スペースXのイーロン・マスク氏、ファルコン9ロケットの故障は支柱の破損が原因と主張
アラン・ボイル著
スペースX社のイーロン・マスク最高経営責任者(CEO)は月曜日、タンクの支柱の予期せぬ破損が、先月の国際宇宙ステーションへのファルコン9ロケットの打ち上げ失敗の原因となったようだと報告した。

6月28日にファルコンとスペースXのドラゴン宇宙船、そして2.5トン以上の貨物が失われたことで、同社の打ち上げスケジュールは少なくとも数カ月遅れ、数億ドルの収益損失につながる可能性があるとマスク氏は記者団に語った。
スペースXの主力ロケット「ファルコン9」は、同社の調査結果と連邦航空局(FAA)の承認を待って運航停止となっている。また、ファルコン・ヘビーロケットの初飛行は来春まで延期せざるを得ないとマスク氏は述べた。
同氏は、ファルコンが再び飛行する前に支柱アセンブリが再設計され、再調整され、スペースX社も姿勢を再調整する予定だと述べた。
「7年間で初めての失敗なので、ある程度、会社は慢心してしまっていた」とマスク氏は記者団に語った。「成功ばかり見てきたら、失敗をそれほど恐れなくなる」
マスク氏は、不具合のある支柱に焦点を当てたのは原因の決定的な特定ではなく、あくまで予備的な段階であると強調した。しかし、3,000チャンネルのテレメトリデータの分析に基づき、マスク氏とスペースXの調査員は以下のように分析している。ファルコンの第2段液体酸素タンクアセンブリ内のヘリウムボトルを固定していた鋼鉄製の支柱の1本が、飛行開始から数分の間に外れた。ヘリウムは液体酸素を安定した圧力に保つために制御された方法で放出されることになっており、ボトルに接続された支柱は1万ポンド(約4.5トン)の力に耐えられるはずである。
しかし6月28日、支柱にかかる応力がわずか2,000ポンド(約900kg)に達したとき、問題が発生した。「公称強度の5分の1で破損した。これはかなり異常なことだ」とマスク氏は述べた。
マスク氏は、ヘリウムの浮力によりボトルがタンクを突き破ったようだと述べた。ヘリウムが噴き出しタンクを吹き飛ばし、ロケットの壊滅的な分解につながった。

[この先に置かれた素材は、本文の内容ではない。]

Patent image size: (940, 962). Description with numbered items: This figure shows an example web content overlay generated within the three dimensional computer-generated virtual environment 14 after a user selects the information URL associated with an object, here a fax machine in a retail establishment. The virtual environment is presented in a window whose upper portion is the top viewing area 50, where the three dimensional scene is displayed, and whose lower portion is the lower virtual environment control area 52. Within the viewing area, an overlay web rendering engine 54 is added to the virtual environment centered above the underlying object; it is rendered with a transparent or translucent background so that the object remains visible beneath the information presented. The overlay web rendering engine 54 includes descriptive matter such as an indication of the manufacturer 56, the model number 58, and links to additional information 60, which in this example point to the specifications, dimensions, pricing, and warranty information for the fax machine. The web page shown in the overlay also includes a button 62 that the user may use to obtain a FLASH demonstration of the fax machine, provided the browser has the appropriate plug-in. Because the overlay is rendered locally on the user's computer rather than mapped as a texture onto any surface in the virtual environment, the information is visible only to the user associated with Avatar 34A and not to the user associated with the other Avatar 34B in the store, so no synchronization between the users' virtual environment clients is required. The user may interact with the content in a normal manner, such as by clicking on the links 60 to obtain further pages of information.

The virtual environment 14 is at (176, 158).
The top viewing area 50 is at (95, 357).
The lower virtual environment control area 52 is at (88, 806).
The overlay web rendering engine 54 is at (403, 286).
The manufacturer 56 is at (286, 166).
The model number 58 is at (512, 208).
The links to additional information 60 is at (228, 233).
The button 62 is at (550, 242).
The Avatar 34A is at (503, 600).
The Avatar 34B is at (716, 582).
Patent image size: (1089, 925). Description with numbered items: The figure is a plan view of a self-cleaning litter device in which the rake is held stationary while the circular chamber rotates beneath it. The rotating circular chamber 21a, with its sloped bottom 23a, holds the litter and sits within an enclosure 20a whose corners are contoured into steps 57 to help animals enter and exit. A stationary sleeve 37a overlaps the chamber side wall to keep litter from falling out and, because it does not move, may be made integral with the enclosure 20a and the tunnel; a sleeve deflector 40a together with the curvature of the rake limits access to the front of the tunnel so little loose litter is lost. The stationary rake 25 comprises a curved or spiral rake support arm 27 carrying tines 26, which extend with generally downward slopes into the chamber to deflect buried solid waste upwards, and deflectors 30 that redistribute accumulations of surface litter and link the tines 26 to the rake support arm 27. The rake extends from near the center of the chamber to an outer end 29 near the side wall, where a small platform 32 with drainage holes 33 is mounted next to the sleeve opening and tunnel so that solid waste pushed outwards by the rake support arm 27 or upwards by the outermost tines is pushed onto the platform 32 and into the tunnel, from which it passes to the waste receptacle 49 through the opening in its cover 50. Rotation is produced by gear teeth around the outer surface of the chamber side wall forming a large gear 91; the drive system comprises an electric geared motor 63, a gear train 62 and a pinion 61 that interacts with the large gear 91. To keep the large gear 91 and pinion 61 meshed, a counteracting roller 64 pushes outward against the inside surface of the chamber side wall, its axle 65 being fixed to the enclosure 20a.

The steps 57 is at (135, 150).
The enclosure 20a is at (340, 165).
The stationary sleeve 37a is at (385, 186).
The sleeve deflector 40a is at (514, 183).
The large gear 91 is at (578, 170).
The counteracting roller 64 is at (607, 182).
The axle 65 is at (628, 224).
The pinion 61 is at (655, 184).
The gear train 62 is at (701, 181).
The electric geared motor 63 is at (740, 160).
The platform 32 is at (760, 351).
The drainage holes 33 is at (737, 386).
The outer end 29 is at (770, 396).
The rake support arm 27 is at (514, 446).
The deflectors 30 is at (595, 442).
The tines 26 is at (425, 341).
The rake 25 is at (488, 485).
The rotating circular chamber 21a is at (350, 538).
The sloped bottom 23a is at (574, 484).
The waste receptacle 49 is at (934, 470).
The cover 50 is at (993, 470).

ドラゴンカプセルの積荷は、第二段の故障時に自動的にパラシュートが展開するように飛行ソフトウェアがアップデートされていれば、まだ救出されていた可能性があった。「計画にはあったが、まだ実施されていなかった」とマスク氏は述べた。その結果、カプセルは海面に激しく衝突し、積荷は完全に失われた。計画されていたソフトウェアアップデートは「次回の飛行までに実施する」とマスク氏は約束した。
マスク氏は、同じサプライヤー製の数千本の支柱が過去の飛行では問題なく機能していたものの、事故後の検査で一部が基準を満たしていないことが判明したと述べた。サプライヤー名は明らかにしなかったが、「これは非難の応酬につながるだけだ」と述べた。今後は、全ての支柱を個別に検査することになる。
支柱の問題への対応には数ヶ月かかる見込みで、マスク氏は調査員らがファルコン9のデータを遡って調査し、他の潜在的な問題も特定したいと述べた。ファルコン9の飛行再開時期については、「早くても9月になるだろう」と述べるにとどめた。
打ち上げの遅延により、米仏共同の海洋高度測定衛星ジェイソン3号、SESとオーブコムの通信衛星、そしてスペースXの次回ドラゴン貨物船による宇宙ステーションへの輸送など、多くの宇宙ミッションが宙に浮いた状態となっている。しかしマスク氏は、2017年までに宇宙飛行士を宇宙ステーションに送るというスケジュールには影響がないと述べた。また、NASAとスペースXの他の顧客には調査結果について既に説明済みであり、今のところ打ち上げを中止した企業はないと述べた。
「当社の顧客全員が私たちを支援してくれています」と彼は語った。